To capture his sentiments, Gaye, along with Al Cleveland and Renaldo “Obie” Benson crafted “What’s Going On.”

“Picket lines and picket signs/Don’t punish me with brutality/Talk to me, so you can see/Oh, what’s going on.” The source of this frustration, the Vietnam War, is also referenced in the song. Organized assembly is a founding principle of America. In the past few months, protests nationwide, but especially in Ferguson, Missouri, have been met with harsh police treatment. Protesting is not a form of ruckus; it is a means of showing that a collective body feels mistreated by its respective sovereignty.

He sang, “Father, father/We don’t need to escalate/You see, war is not the answer/For only love can conquer hate/You know we’ve got to find a way/To bring some lovin’ here today.” Many conflicts occur due to communication barriers. These words implore people to first approach a situation with positively rather make physical attacks the first option.

The song also speaks of the astounding casualties from the war, stating, “Brother, brother, brother/There’s far too many of you dying.” Due to poor communication skills, many youth lose their lives. These deaths are caused by various reasons. Unsubstantiated wars have been an ongoing cause of death. The love of capitalism has placed a price tag on humanity.

The tune also points out the strangulation of self-expression.
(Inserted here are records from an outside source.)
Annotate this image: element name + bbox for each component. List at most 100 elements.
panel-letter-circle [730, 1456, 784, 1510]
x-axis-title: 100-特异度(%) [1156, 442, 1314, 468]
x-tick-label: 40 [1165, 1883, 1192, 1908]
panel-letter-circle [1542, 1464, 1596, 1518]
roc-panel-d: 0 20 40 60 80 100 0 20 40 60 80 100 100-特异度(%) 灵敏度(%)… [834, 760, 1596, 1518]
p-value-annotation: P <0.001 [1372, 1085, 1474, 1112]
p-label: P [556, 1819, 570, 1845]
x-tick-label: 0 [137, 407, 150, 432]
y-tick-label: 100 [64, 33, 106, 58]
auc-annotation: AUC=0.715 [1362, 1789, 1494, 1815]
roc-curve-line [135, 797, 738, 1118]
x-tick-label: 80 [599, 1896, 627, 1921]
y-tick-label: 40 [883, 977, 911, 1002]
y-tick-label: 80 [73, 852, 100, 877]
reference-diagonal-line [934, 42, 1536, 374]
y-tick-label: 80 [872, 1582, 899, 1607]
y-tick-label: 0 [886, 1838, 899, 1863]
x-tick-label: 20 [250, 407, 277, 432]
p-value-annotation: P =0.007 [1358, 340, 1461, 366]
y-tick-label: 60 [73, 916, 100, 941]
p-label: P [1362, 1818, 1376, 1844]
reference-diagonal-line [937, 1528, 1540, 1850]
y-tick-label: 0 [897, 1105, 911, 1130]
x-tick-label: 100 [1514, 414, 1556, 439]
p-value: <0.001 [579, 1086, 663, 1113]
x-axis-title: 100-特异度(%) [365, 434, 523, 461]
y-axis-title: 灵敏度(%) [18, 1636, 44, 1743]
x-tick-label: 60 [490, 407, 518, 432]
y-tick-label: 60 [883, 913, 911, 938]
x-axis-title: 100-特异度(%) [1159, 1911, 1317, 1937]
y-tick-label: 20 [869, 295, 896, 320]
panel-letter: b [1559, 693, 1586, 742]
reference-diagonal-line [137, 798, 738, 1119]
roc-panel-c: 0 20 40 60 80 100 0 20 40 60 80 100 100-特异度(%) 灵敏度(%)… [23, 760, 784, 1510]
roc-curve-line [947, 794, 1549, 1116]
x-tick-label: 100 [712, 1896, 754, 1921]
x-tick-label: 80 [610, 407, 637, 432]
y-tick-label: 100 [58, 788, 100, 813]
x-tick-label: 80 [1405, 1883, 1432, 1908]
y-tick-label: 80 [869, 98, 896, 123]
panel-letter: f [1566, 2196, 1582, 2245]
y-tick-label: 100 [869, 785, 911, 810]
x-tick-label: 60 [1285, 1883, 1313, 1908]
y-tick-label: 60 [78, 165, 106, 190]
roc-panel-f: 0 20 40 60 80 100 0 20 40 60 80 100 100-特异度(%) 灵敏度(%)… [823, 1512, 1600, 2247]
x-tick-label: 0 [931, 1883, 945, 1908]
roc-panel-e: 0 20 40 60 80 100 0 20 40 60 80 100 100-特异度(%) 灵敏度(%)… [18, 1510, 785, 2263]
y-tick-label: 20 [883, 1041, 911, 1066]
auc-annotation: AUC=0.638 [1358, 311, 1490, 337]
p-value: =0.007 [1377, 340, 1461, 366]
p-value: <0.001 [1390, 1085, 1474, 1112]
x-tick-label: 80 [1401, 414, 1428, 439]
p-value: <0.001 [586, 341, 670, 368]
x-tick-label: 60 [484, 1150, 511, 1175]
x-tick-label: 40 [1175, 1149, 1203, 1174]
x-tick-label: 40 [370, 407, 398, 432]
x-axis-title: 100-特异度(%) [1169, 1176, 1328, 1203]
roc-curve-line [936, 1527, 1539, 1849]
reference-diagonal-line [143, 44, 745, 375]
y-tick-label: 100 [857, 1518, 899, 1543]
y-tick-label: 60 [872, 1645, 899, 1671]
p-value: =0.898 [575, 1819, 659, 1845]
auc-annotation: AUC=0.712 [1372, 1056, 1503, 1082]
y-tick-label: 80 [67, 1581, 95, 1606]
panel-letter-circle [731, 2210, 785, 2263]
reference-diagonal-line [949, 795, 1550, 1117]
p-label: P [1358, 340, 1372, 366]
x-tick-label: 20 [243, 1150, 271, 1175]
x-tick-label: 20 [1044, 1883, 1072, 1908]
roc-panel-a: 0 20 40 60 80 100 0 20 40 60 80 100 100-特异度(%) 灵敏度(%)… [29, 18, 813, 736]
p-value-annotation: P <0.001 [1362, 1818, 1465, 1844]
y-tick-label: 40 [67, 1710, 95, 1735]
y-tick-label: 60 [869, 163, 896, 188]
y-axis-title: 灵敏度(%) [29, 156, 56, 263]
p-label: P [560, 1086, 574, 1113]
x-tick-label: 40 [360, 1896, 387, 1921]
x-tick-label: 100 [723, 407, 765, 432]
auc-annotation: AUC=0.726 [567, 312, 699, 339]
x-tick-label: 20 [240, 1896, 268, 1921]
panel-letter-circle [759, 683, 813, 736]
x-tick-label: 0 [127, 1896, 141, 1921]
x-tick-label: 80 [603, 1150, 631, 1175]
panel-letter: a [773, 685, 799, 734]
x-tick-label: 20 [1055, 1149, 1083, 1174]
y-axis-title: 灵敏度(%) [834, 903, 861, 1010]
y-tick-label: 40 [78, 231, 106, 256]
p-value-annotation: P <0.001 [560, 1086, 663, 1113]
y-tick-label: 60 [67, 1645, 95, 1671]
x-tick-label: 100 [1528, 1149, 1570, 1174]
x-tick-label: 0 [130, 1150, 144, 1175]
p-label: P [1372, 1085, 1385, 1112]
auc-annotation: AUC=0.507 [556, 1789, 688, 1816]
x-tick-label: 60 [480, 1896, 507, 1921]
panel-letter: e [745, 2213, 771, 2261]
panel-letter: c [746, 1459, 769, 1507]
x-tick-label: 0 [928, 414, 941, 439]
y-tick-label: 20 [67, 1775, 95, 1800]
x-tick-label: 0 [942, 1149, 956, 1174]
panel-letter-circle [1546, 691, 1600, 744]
Gaye wrote, “Father, father,/everybody thinks we’re wrong/Oh, but who are they to judge us/Simply because our hair is long/Oh, you know we’ve got to find a way/To bring some understanding here today.” Confinement is a struggle of the human race. Gaye suggests that we not stigmatize people for their individual decisions that do not harm other people.

Gaye was ecstatic about the results and contacted Motown President Berry Gordy about the song. Though conflicting stories exists as to whether Gordy tried to block the album’s release, it is confirmed that Gordy thought the song would be career suicide for Gaye.

In 2011, Gordy told the Wall Street Journal, “I said, ‘Even though something is true, Marvin, why should you and Motown be the ones to say it?’ Marvin said, ‘Who else but us?’ Of course, Marvin was right.” After much insistence on Gaye’s part, the single was released.

Much to Gordy’s surprise, the single became wildly successful. At that point, he became comfortable with Gaye creating an album around the entire concept. Despite the label head’s doubts, he summed up the single and album’s success accurately: “I loved Marvin, and I think of ‘What’s Going On’ as one of Motown’s most prestigious singles and albums. I thought those records would ruin him. Instead, they made him an icon.”

Ritz, David. Divided Soul: The Life of Marvin Gaye. New York, New York: Da Capo Press, 2002. Print.